* Remote dealloc refactor.
* Improve remote dealloc
Change remote to count down to 0, so fast path does not need a constant.
Use signed value so that branch does not depend on addition.
* Inline remote_dealloc
The fast path of remote_dealloc is sufficiently compact that it can be
inlined.
* Improve fast path in Slab::alloc
Turn the internal structure into tail calls, to improve fast path.
Should be no algorithmic changes.
* Refactor initialisation to help fast path.
Break lazy initialisation into two functions, so it is easier to codegen
fast paths.
* Minor tidy to statically sized dealloc.
* Refactor semi-slow path for alloc
Make the backup path a bit faster. Only algorithmic change is to delay
checking for first allocation. Otherwise, should be unchanged.
* Test initial operation of a thread
The first operation a new thread takes is special. It results in
allocating an allocator, and swinging it into the TLS. This makes
this a very special path, that is rarely tested. This test generates
a lot of threads to cover the first alloc and dealloc operations.

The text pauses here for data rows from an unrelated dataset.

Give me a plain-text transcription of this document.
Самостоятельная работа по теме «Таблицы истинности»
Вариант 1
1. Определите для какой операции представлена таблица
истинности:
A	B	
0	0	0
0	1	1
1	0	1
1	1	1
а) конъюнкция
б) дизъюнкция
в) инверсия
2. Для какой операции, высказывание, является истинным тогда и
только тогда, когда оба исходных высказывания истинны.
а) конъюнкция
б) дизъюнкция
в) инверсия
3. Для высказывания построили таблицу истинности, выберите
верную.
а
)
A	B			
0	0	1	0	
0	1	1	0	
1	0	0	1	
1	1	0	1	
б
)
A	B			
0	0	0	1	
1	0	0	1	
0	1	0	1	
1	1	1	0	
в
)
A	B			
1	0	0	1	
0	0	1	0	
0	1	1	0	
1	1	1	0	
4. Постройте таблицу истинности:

* Correctly handle reusing get_noncachable
* Fix large alloc stats
Large alloc stats aren't necessarily balanced on a thread, this changes
to tracking individual pushs and pops, rather than the net effect
(with an unsigned value).
* Fix TLS init on large alloc path
* Add Bump ptrs to allocator
Each allocator has a bump ptr for each size class. This is no longer
slab local.
Slabs that haven't been fully allocated no longer need to be in the DLL
for this sizeclass.
* Change to a cycle non-empty list
This change reduces the branching in the case of finding a new free
list. Using a non-empty cyclic list enables branch free add, and a
single branch in remove to detect the empty case.
* Update differences
* Rename first allocation
Use needs initialisation as makes more sense for other scenarios.
* Use a ptrdiff to help with zero init.
* Make GlobalPlaceholder zero init
The GlobalPlaceholder allocator is now a zero init block of memory.
This removes various issues for when things are initialised. It is made read-only
to we detect write to it on some platforms.